Ormai non ce la facevo più. Il piacere saliva, mi montava alla testa. Sentivo le vene del cazzo pulsare, il bisogno di esplodere. «Devo venire…» dissi, con la voce rotta. «Dentro» rispose lei, senza esitazione. «Riempimi. Voglio sentirti dentro.»
Quelle parole mi fecero perdere ogni controllo. Con un ultimo colpo la presi fino in fondo, spingendo al massimo, e mi svuotai dentro di lei. Un orgasmo devastante, lungo, caldo. Il mio sperma le riempiva la figa, colava fuori, mischiandosi ai suoi schizzi. Lei urlava, venendo ancora, mentre stringeva il mio cazzo dentro di sé come a spremermi fino all’ultima goccia.

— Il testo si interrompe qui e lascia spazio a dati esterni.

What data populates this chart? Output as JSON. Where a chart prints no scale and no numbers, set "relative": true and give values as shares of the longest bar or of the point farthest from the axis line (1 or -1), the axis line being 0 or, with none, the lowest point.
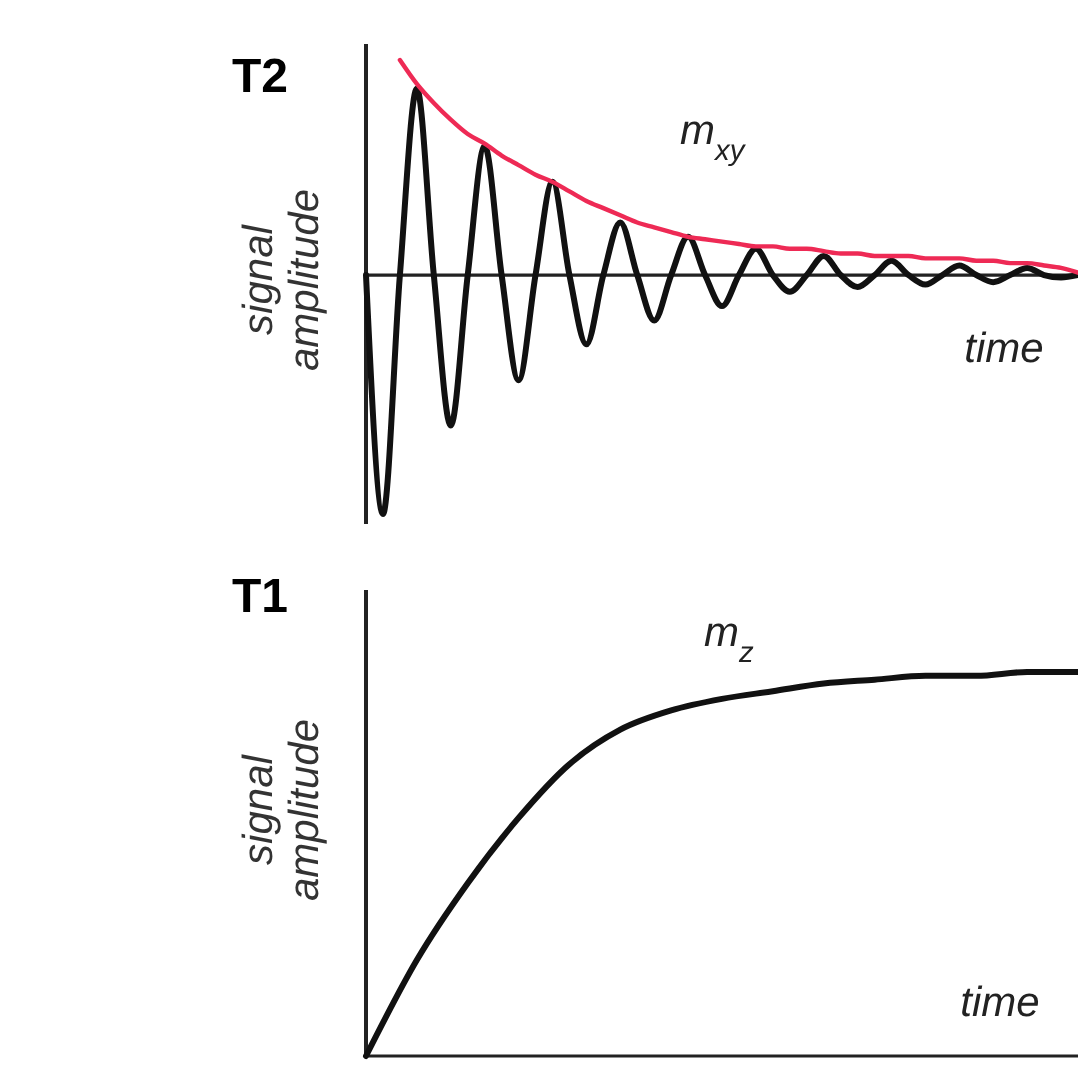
{
  "chart_data": [
    {
      "type": "line",
      "title": "T2",
      "xlabel": "time",
      "ylabel": "signal amplitude",
      "relative": true,
      "categories": [
        null,
        null,
        null,
        null,
        null,
        null,
        null,
        null,
        null,
        null,
        null,
        null,
        null,
        null,
        null,
        null,
        null,
        null,
        null,
        null,
        null,
        null,
        null,
        null,
        null,
        null,
        null,
        null,
        null,
        null,
        null,
        null,
        null,
        null,
        null,
        null,
        null,
        null,
        null,
        null,
        null,
        null,
        null
      ],
      "series": [
        {
          "color": "#111111",
          "values": [
            0,
            -1,
            0,
            0.78,
            0,
            -0.63,
            0,
            0.54,
            0,
            -0.44,
            0,
            0.39,
            0,
            -0.29,
            0,
            0.22,
            0,
            -0.19,
            0,
            0.16,
            0,
            -0.13,
            0,
            0.11,
            0,
            -0.07,
            0,
            0.08,
            0,
            -0.05,
            0,
            0.06,
            0,
            -0.04,
            0,
            0.04,
            0,
            -0.03,
            0,
            0.03,
            0,
            -0.01,
            0
          ]
        },
        {
          "name": "m$_{xy}$",
          "color": "#ee2a55",
          "values": [
            null,
            null,
            0.9,
            0.8,
            0.72,
            0.65,
            0.59,
            0.55,
            0.5,
            0.46,
            0.42,
            0.39,
            0.35,
            0.31,
            0.28,
            0.25,
            0.22,
            0.2,
            0.18,
            0.16,
            0.15,
            0.14,
            0.13,
            0.12,
            0.12,
            0.11,
            0.11,
            0.1,
            0.09,
            0.09,
            0.08,
            0.08,
            0.08,
            0.07,
            0.07,
            0.07,
            0.06,
            0.06,
            0.05,
            0.05,
            0.04,
            0.03,
            0.01
          ]
        }
      ]
    },
    {
      "type": "line",
      "title": "T1",
      "xlabel": "time",
      "ylabel": "signal amplitude",
      "relative": true,
      "categories": [
        null,
        null,
        null,
        null,
        null,
        null,
        null,
        null,
        null,
        null,
        null,
        null,
        null,
        null,
        null
      ],
      "series": [
        {
          "name": "m$_{z}$",
          "color": "#111111",
          "values": [
            0,
            0.25,
            0.45,
            0.62,
            0.76,
            0.85,
            0.9,
            0.93,
            0.95,
            0.97,
            0.98,
            0.99,
            0.99,
            1,
            1
          ]
        }
      ]
    }
  ]
}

Rimasi lì, dentro di lei, a tremare, il petto appoggiato sulla sua schiena, entrambi sudati, distrutti, appiccicati. Il letto era fradicio. Le lenzuola incollate ai nostri corpi. L’odore di sesso, forte, acre, dolce, riempiva la stanza.
Quando finalmente ci staccammo, lei si rimise di lato, con le gambe tremanti. «Cazzo…» disse ridendo piano. «Hai idea di quanto abbiamo scopato?» Le mutandine erano ancora a metà coscia. Le tirò su, sistemando l’elastico, e tenne dentro la mia sborra come se fosse una cosa preziosa. «Così Nicola dorme sul nostro casino» aggiunse, guardando le lenzuola fradice, bagnate, macchiate. «Mi eccita pensarlo.»
Io mi rimisi i boxer in fretta, il cuore ancora a mille. Aprimmo la porta e ci sedemmo sul divano appena in tempo. Nicola tornò con le birre in mano, ignaro, allegro. «Oh! C’era fila, ma ce l’ho fatta!» Chiara si mise accanto a lui, come se nulla fosse, il sorriso innocente, il viso ancora arrossato ma camuffato dal calore della serata. Elena uscì dal bagno con i capelli gocciolanti, la salvietta sulle spalle. «Raga, birretta!» disse entusiasta.
Io alzai la bottiglia, ancora con il cazzo mezzo duro sotto i boxer, lo sguardo che incrociava quello di Chiara. Bastò un attimo. Un lampo negli occhi. Un segreto sporco che ci legava.
E sapevamo entrambi che non era finita. Era solo l’inizio.